Uncovering the Electron‐Phonon Interplay and Dynamical Energy‐Dissipation Mechanisms of Hot Carriers in Hybrid Lead Halide Perovskites
Christopher C. S. Chan, Kezhou Fan, Han Wang, Zhanfeng Huang, Dino Novko, Keyou Yan, Jianbin Xu, Wallace C. H. Choy, Ivor Lončarić, and Kam Sing Wong, Advanced Energy Materials (2021).
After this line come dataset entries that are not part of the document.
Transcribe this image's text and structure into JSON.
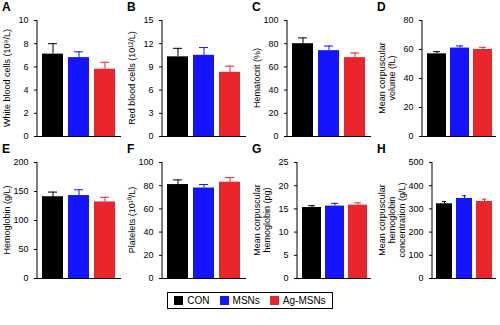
{
  "chart_data": [
    {
      "type": "bar",
      "title": "A",
      "ylabel": "White blood cells (10⁹/L)",
      "categories": [
        "CON",
        "MSNs",
        "Ag-MSNs"
      ],
      "values": [
        7.1,
        6.8,
        5.8
      ],
      "errors": [
        0.9,
        0.5,
        0.6
      ],
      "colors": [
        "#000000",
        "#1414ff",
        "#e8262b"
      ],
      "ylim": [
        0,
        10
      ],
      "yticks": [
        0,
        2,
        4,
        6,
        8,
        10
      ],
      "tick_labels": "y",
      "legend": "bottom"
    },
    {
      "type": "bar",
      "title": "B",
      "ylabel": "Red blood cells (10¹²/L)",
      "categories": [
        "CON",
        "MSNs",
        "Ag-MSNs"
      ],
      "values": [
        10.3,
        10.5,
        8.3
      ],
      "errors": [
        1.1,
        1.0,
        0.8
      ],
      "colors": [
        "#000000",
        "#1414ff",
        "#e8262b"
      ],
      "ylim": [
        0,
        15
      ],
      "yticks": [
        0,
        3,
        6,
        9,
        12,
        15
      ],
      "tick_labels": "y",
      "legend": "bottom"
    },
    {
      "type": "bar",
      "title": "C",
      "ylabel": "Hematocrit (%)",
      "categories": [
        "CON",
        "MSNs",
        "Ag-MSNs"
      ],
      "values": [
        80,
        74,
        68
      ],
      "errors": [
        5,
        4,
        4
      ],
      "colors": [
        "#000000",
        "#1414ff",
        "#e8262b"
      ],
      "ylim": [
        0,
        100
      ],
      "yticks": [
        0,
        20,
        40,
        60,
        80,
        100
      ],
      "tick_labels": "y",
      "legend": "bottom"
    },
    {
      "type": "bar",
      "title": "D",
      "ylabel": "Mean corpuscular\nvolume (fL)",
      "categories": [
        "CON",
        "MSNs",
        "Ag-MSNs"
      ],
      "values": [
        57,
        61,
        60
      ],
      "errors": [
        1.5,
        1.5,
        1.5
      ],
      "colors": [
        "#000000",
        "#1414ff",
        "#e8262b"
      ],
      "ylim": [
        0,
        80
      ],
      "yticks": [
        0,
        20,
        40,
        60,
        80
      ],
      "tick_labels": "y",
      "legend": "bottom"
    },
    {
      "type": "bar",
      "title": "E",
      "ylabel": "Hemoglobin (g/L)",
      "categories": [
        "CON",
        "MSNs",
        "Ag-MSNs"
      ],
      "values": [
        141,
        143,
        132
      ],
      "errors": [
        8,
        10,
        8
      ],
      "colors": [
        "#000000",
        "#1414ff",
        "#e8262b"
      ],
      "ylim": [
        0,
        200
      ],
      "yticks": [
        0,
        50,
        100,
        150,
        200
      ],
      "tick_labels": "y",
      "legend": "bottom"
    },
    {
      "type": "bar",
      "title": "F",
      "ylabel": "Platelets (10¹⁰/L)",
      "categories": [
        "CON",
        "MSNs",
        "Ag-MSNs"
      ],
      "values": [
        81,
        78,
        83
      ],
      "errors": [
        4,
        3,
        4
      ],
      "colors": [
        "#000000",
        "#1414ff",
        "#e8262b"
      ],
      "ylim": [
        0,
        100
      ],
      "yticks": [
        0,
        20,
        40,
        60,
        80,
        100
      ],
      "tick_labels": "y",
      "legend": "bottom"
    },
    {
      "type": "bar",
      "title": "G",
      "ylabel": "Mean corpuscular\nhemoglobin (pg)",
      "categories": [
        "CON",
        "MSNs",
        "Ag-MSNs"
      ],
      "values": [
        15.3,
        15.6,
        15.8
      ],
      "errors": [
        0.4,
        0.6,
        0.5
      ],
      "colors": [
        "#000000",
        "#1414ff",
        "#e8262b"
      ],
      "ylim": [
        0,
        25
      ],
      "yticks": [
        0,
        5,
        10,
        15,
        20,
        25
      ],
      "tick_labels": "y",
      "legend": "bottom"
    },
    {
      "type": "bar",
      "title": "H",
      "ylabel": "Mean corpuscular\nhemoglobin\nconcentration (g/L)",
      "categories": [
        "CON",
        "MSNs",
        "Ag-MSNs"
      ],
      "values": [
        322,
        345,
        332
      ],
      "errors": [
        10,
        12,
        10
      ],
      "colors": [
        "#000000",
        "#1414ff",
        "#e8262b"
      ],
      "ylim": [
        0,
        500
      ],
      "yticks": [
        0,
        100,
        200,
        300,
        400,
        500
      ],
      "tick_labels": "y",
      "legend": "bottom"
    }
  ]
}
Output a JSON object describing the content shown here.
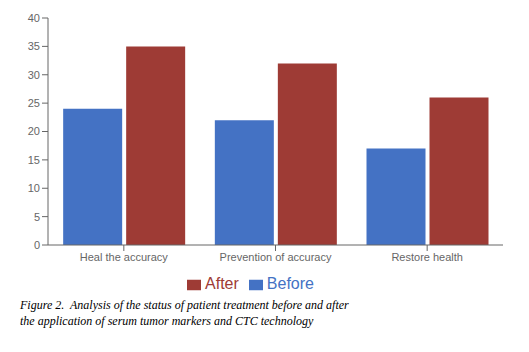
{
  "chart_data": {
    "type": "bar",
    "categories": [
      "Heal the accuracy",
      "Prevention of accuracy",
      "Restore health"
    ],
    "series": [
      {
        "name": "Before",
        "color": "#4472C4",
        "values": [
          24,
          22,
          17
        ]
      },
      {
        "name": "After",
        "color": "#9E3B35",
        "values": [
          35,
          32,
          26
        ]
      }
    ],
    "ylim": [
      0,
      40
    ],
    "yticks": [
      0,
      5,
      10,
      15,
      20,
      25,
      30,
      35,
      40
    ],
    "grid": false,
    "legend": "bottom",
    "annotations": [
      "Figure 2.  Analysis of the status of patient treatment before and after",
      "the application of serum tumor markers and CTC technology"
    ]
  }
}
The discovery of slow hot carrier cooling in hybrid organic–inorganic lead halide perovskites (HOIPs) has provided exciting prospects for efficient solar cells that can overcome the Shockley–Queisser limit. Questions still loom over how electron‐phonon interactions differ from traditional polar semiconductors. Herein, the electron‐phonon coupling (EPC) strength of common perovskite films (MAPbBr3, MAPbI3, CsPbI3, and FAPbBr3) is obtained using transient absorption spectroscopy by analyzing the hot carrier cooling thermodynamics via a simplified two‐temperature model. Density functional theory calculations are numerically performed at relevant electron‐temperatures to confirm experiments. Further, the variation of carrier‐temperature over a large range of carrier‐densities in HOIPs is analyzed, and an “S‐shaped” dependence of the initial carrier‐temperature to carrier‐density is reported. The phenomenon is attributed to the dominance of the large polaron screening and the destabilization effect which causes an increasing‐decreasing fluctuation in temperature at low excitation powers; and a hot‐phonon bottleneck which effectively increases the carrier temperature at higher carrier‐densities. The turning point in the relationship is indicative of the critical Mott density related to the nonmetal‐metal transition. The EPC analysis provides a novel perspective to quantify the energy transfer in HOIPs, electron‐lattice subsystem, and the complicated screening‐bottleneck interplay is comprehensively described, resolving the existing experimental contradictions.
Fig. 1 Dominant cooling mechanisms and microscopic physical processes involved at different carrier density in a prototypical hybrid organic–inorganic lead halide perovskite. i.) Isolated large polaron screening effect at low carrier concentration; ii.) large polaron destabilization induced by overlapping effect at medium density, where the Mott nonmetal-metal transition from insulating exciton gas to the metal-like electron-hole plasma takes place; iii.) hot-phonon bottleneck effect pumped at high fluence, where materials show metal-like properties induced by electron-hole plasma. The findings will help shed light on hot‐carrier harvesting in high‐performance photovoltaic applications.